Griffin explained to Catholic Health World that the clinics needed to cover and contain the cost of caring for impoverished patients who were uninsured or insured through Medicaid, since standard Medicaid reimbursements do not fully cover the cost of providing care. Griffin explained that the organization decided to pursue FQHC status, because those federally designated centers have expense and revenue advantages. FQHCs can purchase drugs at a low government-established rate, even for patients not insured through government payers. Also, Medicaid and Medicare pay enhanced reimbursement rates to FQHC providers to offset the cost of caring for the uninsured — rates that are at least double those paid to provider facilities not designated as FQHCs. FQHCs also can receive additional federal grants to subsidize the cost of caring for the uninsured. These benefits of FQHC status provide a significant financial boost enabling the facility to care for a needy community, Griffin said.
Griffin told conference attendees during the panel discussion that when the Daughters of Charity considered the FQHC governance requirement that FQHC users hold the majority vote on the board, its leadership realized that having this level of community interaction could be beneficial. He asked: "Why wouldn't I want the users of my services" involved in guiding the health center?
He said that the Health Resources and Services Administration regulations for establishing and operating FQHCs are extensive, including the need to use stringent bidding processes and to adhere to exacting quality and clinical outcome standards. The Daughters of Charity relied on consultants to ensure compliance.
Griffin said HRSA has approved "many different models" of FQHCs. In addition to faith-based operations, he said these include collaborative partnerships, corporate, and public-ownership models, as well as models located at schools and public housing complexes.
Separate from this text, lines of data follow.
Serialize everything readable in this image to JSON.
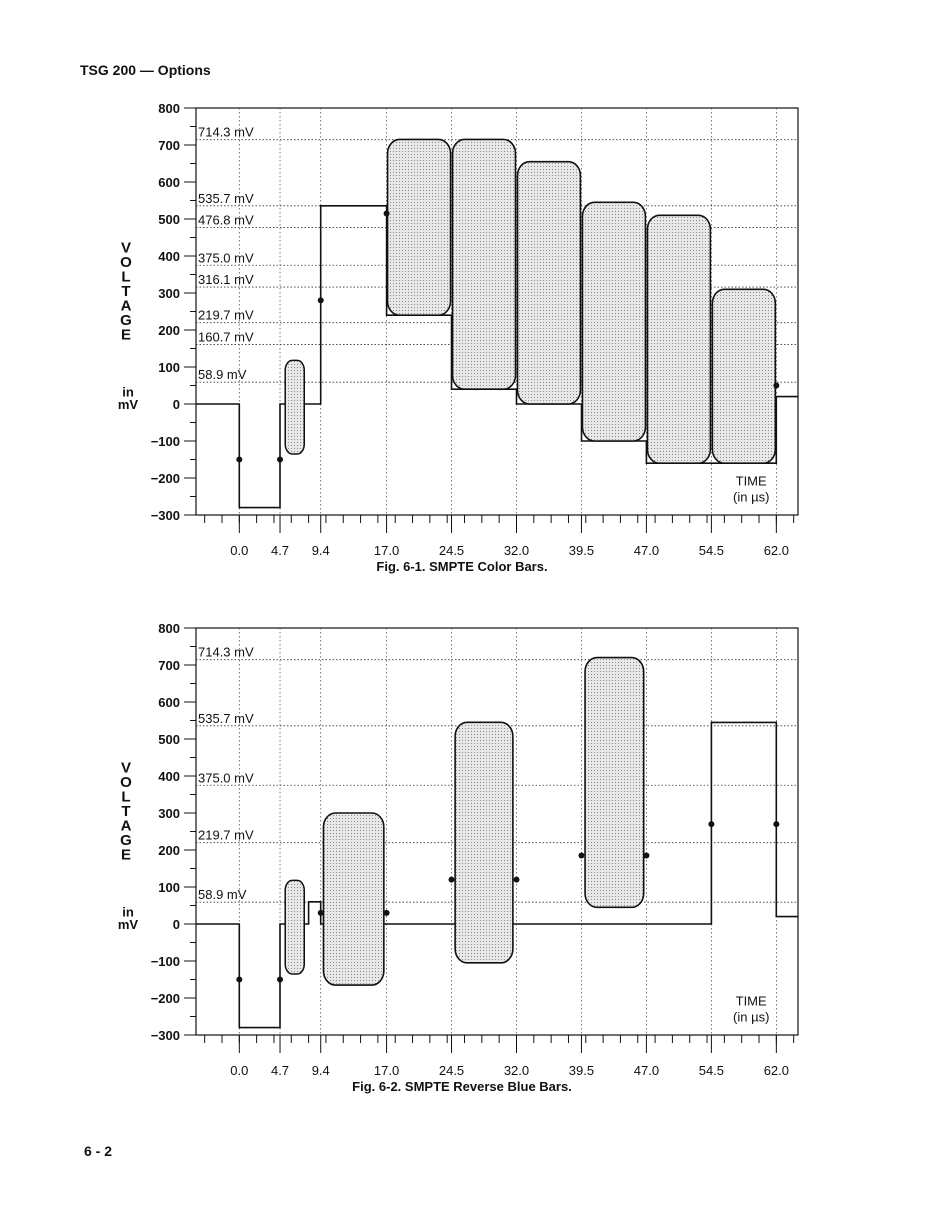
{
  "page": {
    "header": "TSG 200 — Options",
    "footer": "6 - 2"
  },
  "chart_data": [
    {
      "type": "line",
      "caption": "Fig. 6-1.  SMPTE Color Bars.",
      "ylabel": [
        "V",
        "O",
        "L",
        "T",
        "A",
        "G",
        "E"
      ],
      "yunit": [
        "in",
        "mV"
      ],
      "time_label": [
        "TIME",
        "(in µs)"
      ],
      "ylim": [
        -300,
        800
      ],
      "xlim": [
        -5,
        64.5
      ],
      "y_ticks": [
        800,
        700,
        600,
        500,
        400,
        300,
        200,
        100,
        0,
        -100,
        -200,
        -300
      ],
      "y_tick_labels": [
        "800",
        "700",
        "600",
        "500",
        "400",
        "300",
        "200",
        "100",
        "0",
        "−100",
        "−200",
        "−300"
      ],
      "x_ticks": [
        0.0,
        4.7,
        9.4,
        17.0,
        24.5,
        32.0,
        39.5,
        47.0,
        54.5,
        62.0
      ],
      "x_tick_labels": [
        "0.0",
        "4.7",
        "9.4",
        "17.0",
        "24.5",
        "32.0",
        "39.5",
        "47.0",
        "54.5",
        "62.0"
      ],
      "reference_levels": [
        {
          "value": 714.3,
          "label": "714.3 mV"
        },
        {
          "value": 535.7,
          "label": "535.7 mV"
        },
        {
          "value": 476.8,
          "label": "476.8 mV"
        },
        {
          "value": 375.0,
          "label": "375.0 mV"
        },
        {
          "value": 316.1,
          "label": "316.1 mV"
        },
        {
          "value": 219.7,
          "label": "219.7 mV"
        },
        {
          "value": 160.7,
          "label": "160.7 mV"
        },
        {
          "value": 58.9,
          "label": "58.9 mV"
        }
      ],
      "waveform": [
        [
          -5,
          0
        ],
        [
          0,
          0
        ],
        [
          0,
          -280
        ],
        [
          4.7,
          -280
        ],
        [
          4.7,
          0
        ],
        [
          9.4,
          0
        ],
        [
          9.4,
          535.7
        ],
        [
          17,
          535.7
        ],
        [
          17,
          240
        ],
        [
          24.5,
          240
        ],
        [
          24.5,
          40
        ],
        [
          32,
          40
        ],
        [
          32,
          0
        ],
        [
          39.5,
          0
        ],
        [
          39.5,
          -100
        ],
        [
          47,
          -100
        ],
        [
          47,
          -160
        ],
        [
          54.5,
          -160
        ],
        [
          54.5,
          -160
        ],
        [
          62,
          -160
        ],
        [
          62,
          20
        ],
        [
          64.5,
          20
        ]
      ],
      "burst": {
        "x0": 5.3,
        "x1": 7.5,
        "y0": -135,
        "y1": 118
      },
      "chroma_packets": [
        {
          "x0": 17.0,
          "x1": 24.5,
          "y0": 240,
          "y1": 715
        },
        {
          "x0": 24.5,
          "x1": 32.0,
          "y0": 40,
          "y1": 715
        },
        {
          "x0": 32.0,
          "x1": 39.5,
          "y0": 0,
          "y1": 655
        },
        {
          "x0": 39.5,
          "x1": 47.0,
          "y0": -100,
          "y1": 545
        },
        {
          "x0": 47.0,
          "x1": 54.5,
          "y0": -160,
          "y1": 510
        },
        {
          "x0": 54.5,
          "x1": 62.0,
          "y0": -160,
          "y1": 310
        }
      ],
      "markers": [
        {
          "x": 0.0,
          "y": -150
        },
        {
          "x": 4.7,
          "y": -150
        },
        {
          "x": 9.4,
          "y": 280
        },
        {
          "x": 17.0,
          "y": 515
        },
        {
          "x": 62.0,
          "y": 50
        }
      ]
    },
    {
      "type": "line",
      "caption": "Fig. 6-2.  SMPTE Reverse Blue Bars.",
      "ylabel": [
        "V",
        "O",
        "L",
        "T",
        "A",
        "G",
        "E"
      ],
      "yunit": [
        "in",
        "mV"
      ],
      "time_label": [
        "TIME",
        "(in µs)"
      ],
      "ylim": [
        -300,
        800
      ],
      "xlim": [
        -5,
        64.5
      ],
      "y_ticks": [
        800,
        700,
        600,
        500,
        400,
        300,
        200,
        100,
        0,
        -100,
        -200,
        -300
      ],
      "y_tick_labels": [
        "800",
        "700",
        "600",
        "500",
        "400",
        "300",
        "200",
        "100",
        "0",
        "−100",
        "−200",
        "−300"
      ],
      "x_ticks": [
        0.0,
        4.7,
        9.4,
        17.0,
        24.5,
        32.0,
        39.5,
        47.0,
        54.5,
        62.0
      ],
      "x_tick_labels": [
        "0.0",
        "4.7",
        "9.4",
        "17.0",
        "24.5",
        "32.0",
        "39.5",
        "47.0",
        "54.5",
        "62.0"
      ],
      "reference_levels": [
        {
          "value": 714.3,
          "label": "714.3 mV"
        },
        {
          "value": 535.7,
          "label": "535.7 mV"
        },
        {
          "value": 375.0,
          "label": "375.0 mV"
        },
        {
          "value": 219.7,
          "label": "219.7 mV"
        },
        {
          "value": 58.9,
          "label": "58.9 mV"
        }
      ],
      "waveform": [
        [
          -5,
          0
        ],
        [
          0,
          0
        ],
        [
          0,
          -280
        ],
        [
          4.7,
          -280
        ],
        [
          4.7,
          0
        ],
        [
          8.0,
          0
        ],
        [
          8.0,
          60
        ],
        [
          9.4,
          60
        ],
        [
          9.4,
          0
        ],
        [
          24.5,
          0
        ],
        [
          24.5,
          0
        ],
        [
          32,
          0
        ],
        [
          32,
          0
        ],
        [
          39.5,
          0
        ],
        [
          39.5,
          0
        ],
        [
          47,
          0
        ],
        [
          54.5,
          0
        ],
        [
          54.5,
          545
        ],
        [
          62,
          545
        ],
        [
          62,
          20
        ],
        [
          64.5,
          20
        ]
      ],
      "burst": {
        "x0": 5.3,
        "x1": 7.5,
        "y0": -135,
        "y1": 118
      },
      "chroma_packets": [
        {
          "x0": 9.6,
          "x1": 16.8,
          "y0": -165,
          "y1": 300
        },
        {
          "x0": 24.8,
          "x1": 31.7,
          "y0": -105,
          "y1": 545
        },
        {
          "x0": 39.8,
          "x1": 46.8,
          "y0": 45,
          "y1": 720
        }
      ],
      "markers": [
        {
          "x": 0.0,
          "y": -150
        },
        {
          "x": 4.7,
          "y": -150
        },
        {
          "x": 9.4,
          "y": 30
        },
        {
          "x": 17.0,
          "y": 30
        },
        {
          "x": 24.5,
          "y": 120
        },
        {
          "x": 32.0,
          "y": 120
        },
        {
          "x": 39.5,
          "y": 185
        },
        {
          "x": 47.0,
          "y": 185
        },
        {
          "x": 54.5,
          "y": 270
        },
        {
          "x": 62.0,
          "y": 270
        }
      ]
    }
  ]
}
Daughters of Charity's community health centers achieved FQHC status in 2012. The organization now has eight — soon-to-be nine — community health centers around New Orleans, all part of the FQHC. While each clinic provides a different blend of services, together they offer primary, prenatal, pediatric, dental, behavioral health and optometric health care; pharmacy services; mobile health outreach; access to social services and support; and other offerings. The locations are all certified by the National Committee for Quality Assurance as patient-centered medical homes, which requires coordination of all aspects of care for patients, electronic medical records and disease registries and the use of a care team model, he noted.
Griffin told Catholic Health Worldthat although FQHCs are required to provide access to family planning services, it is possible to do so and adhere to the Ethical and Religious Directives for Catholic Health Care Services. "We did our due diligence and figured out what works for us. We … already had a natural family planning program in place" that is compliant with the ERDs as well as with the HRSA guidelines for FQHCs. Daughters of Charity has memorandums of understanding with other providers in the community to provide, on a referral basis, services noncompliant with the ERDs. Those other providers make payment arrangements directly with the patients.
"My message is, 'do not be deterred from the FQHC model,'" Griffin told Catholic Health World.